16 thoughts on “SNARK WEEK: Fabrics & Trims I Don’t Want to See in Frock Flicks

  1. sooooooo…. inhales

    There are examples of embroidery in King Tut’s tomb. The Egyptians had some native embroidery, which included stab stitch, stem, chain and twisted chain–there’s some child-sized tunics in his tomb that include those.

    But the kicker is an adult tunic. It’s called the “Syrian tunic” and it seems to be a gift, as it’s not using many native Egyptian themes. Those are are more Levant than anything else. It uses outline stitch, stem stitch, chain stitch, twisted chain, blanket stitch and a form of couching.

    Embroidery is an Old Human Skill, with a Looooooong history.

    I got this from “Tutankhamun’s Wardrobe” by Vogelsang-Eastwood, a professor at the Centre for Textile Research, for my Minoan research.

    1. Yup the paisley. Paisley makes my eyes bleed. As a scarf or shawl pattern it’s okay, as a trim, fine, but all over paisley is hideous.

      Also looking at the old studio version of pintucking, could it be some sort of smocking stitch? My grandmother did decorative smocking as a hobby and some of the stitches give fabric that raised diamond shaped pattern.

  2. If I have seen it on Aliex then I’m done. Might as well decorate with thumb drives or sim cards, it is so out of that world and in this one!
    I have committed the dupion and smocked sleeve crimes, also modern lace motifs, but only on bridalwear inspired by historical costumes!
    I was going to say that back before te interwebs, it was a lot damned harder to do research as it was down to books and having access to museum collections, so a certain amount of leeway is understandable. HOWEVER, this in no way explains the cluster f’ery that is most modern day productions, who have access to everything. Bah.

    1. Heck yeah, we have so many Back In The Day conversations about how hard it was to find decent materials & research! But there are still older productions that got stuff pretty right & even on minimal budget — like Elizabeth R in 1971, which used cheap materials but precisely copied period portraits. And modern show? No excuse!
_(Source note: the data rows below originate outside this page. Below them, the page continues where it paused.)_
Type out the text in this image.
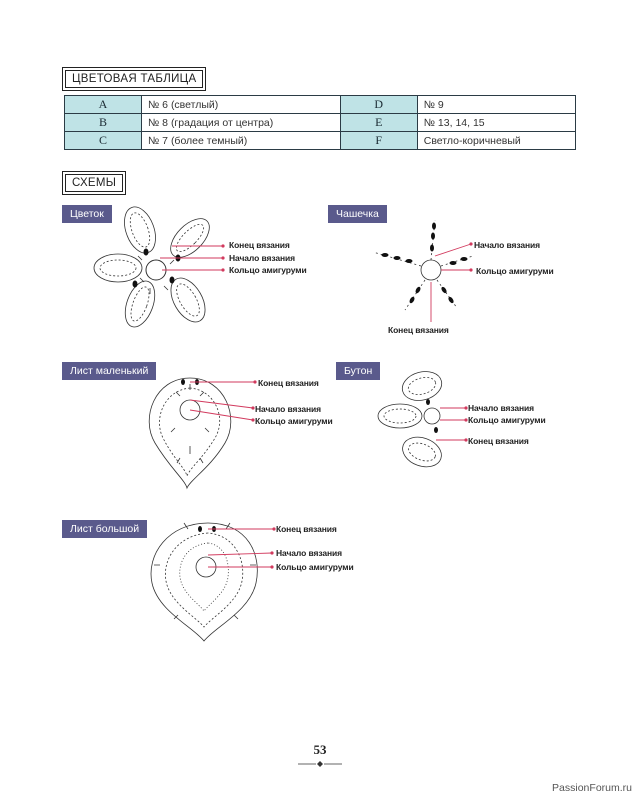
ЦВЕТОВАЯ ТАБЛИЦА
A	№ 6 (светлый)	D	№ 9
B	№ 8 (градация от центра)	E	№ 13, 14, 15
C	№ 7 (более темный)	F	Светло-коричневый
СХЕМЫ
Цветок
Конец вязания
Начало вязания
Кольцо амигуруми
Чашечка
Начало вязания
Кольцо амигуруми
Конец вязания
Лист маленький
Конец вязания
Начало вязания
Кольцо амигуруми
Бутон
Начало вязания
Кольцо амигуруми
Конец вязания
Лист большой	Конец вязания
Начало вязания
Кольцо амигуруми
53
PassionForum.ru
  3. Totally agree: wrong fabric choices, in “historical” shows/films, bug me as well (next to so many other things – I know I’m hard to please 🫣✌🏻😅).
    And the designer can’t always hide behind low budgets or time constraints. Nowadays almost any fabric can be found and bought online. And if you know/can place your historical paintings & portraits there is no real excuse. I studied costume design 🤫”before the Internet” and we just had to visit libraries & museums.
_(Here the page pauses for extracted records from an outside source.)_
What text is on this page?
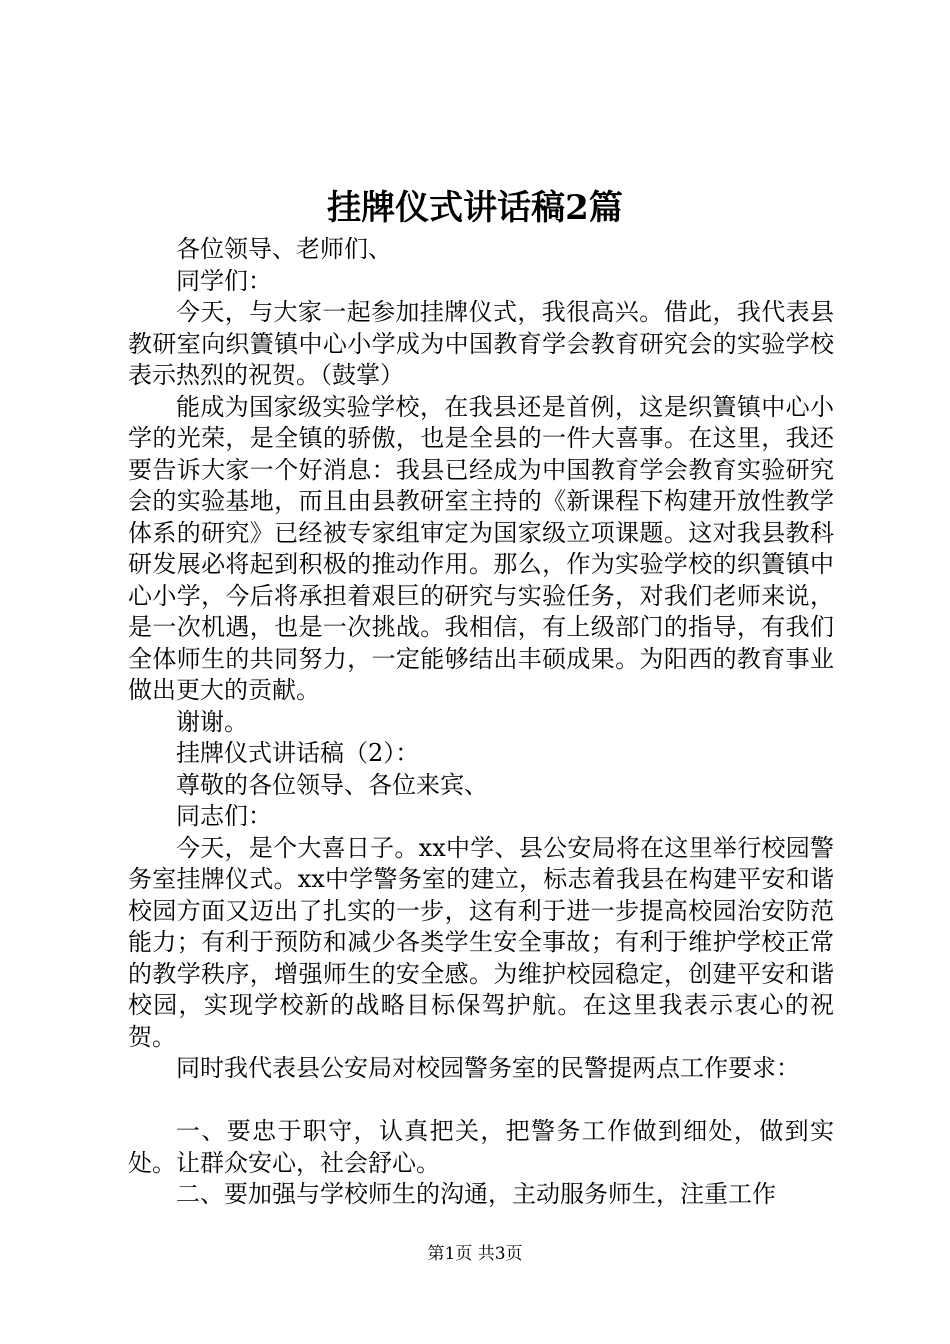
挂牌仪式讲话稿2篇

各位领导、老师们、

同学们：

今天，与大家一起参加挂牌仪式，我很高兴。借此，我代表县教研室向织簀镇中心小学成为中国教育学会教育研究会的实验学校表示热烈的祝贺。（鼓掌）

能成为国家级实验学校，在我县还是首例，这是织簀镇中心小学的光荣，是全镇的骄傲，也是全县的一件大喜事。在这里，我还要告诉大家一个好消息：我县已经成为中国教育学会教育实验研究会的实验基地，而且由县教研室主持的《新课程下构建开放性教学体系的研究》已经被专家组审定为国家级立项课题。这对我县教科研发展必将起到积极的推动作用。那么，作为实验学校的织簀镇中心小学，今后将承担着艰巨的研究与实验任务，对我们老师来说，是一次机遇，也是一次挑战。我相信，有上级部门的指导，有我们全体师生的共同努力，一定能够结出丰硕成果。为阳西的教育事业做出更大的贡献。

谢谢。

挂牌仪式讲话稿（2）：

尊敬的各位领导、各位来宾、

同志们：

今天，是个大喜日子。xx中学、县公安局将在这里举行校园警务室挂牌仪式。xx中学警务室的建立，标志着我县在构建平安和谐校园方面又迈出了扎实的一步，这有利于进一步提高校园治安防范能力；有利于预防和减少各类学生安全事故；有利于维护学校正常的教学秩序，增强师生的安全感。为维护校园稳定，创建平安和谐校园，实现学校新的战略目标保驾护航。在这里我表示衷心的祝贺。

同时我代表县公安局对校园警务室的民警提两点工作要求：

一、要忠于职守，认真把关，把警务工作做到细处，做到实处。让群众安心，社会舒心。

二、要加强与学校师生的沟通，主动服务师生，注重工作

第1页 共3页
  4. Sweet baby Jesus, some of those dresses are beyond ugly. However, there was a moment–“Shopping for fabric is, to me, one of the best parts of costuming, coming a very close second to actually wearing costumes.”–when I suddenly realized why I feel so at home on this site: my late mother also adored shopping for fabric. I spent many hours as a child following her around Beverly Hills Silks & Woolens. (Not that we were a posh family, but my old lady had posh taste.)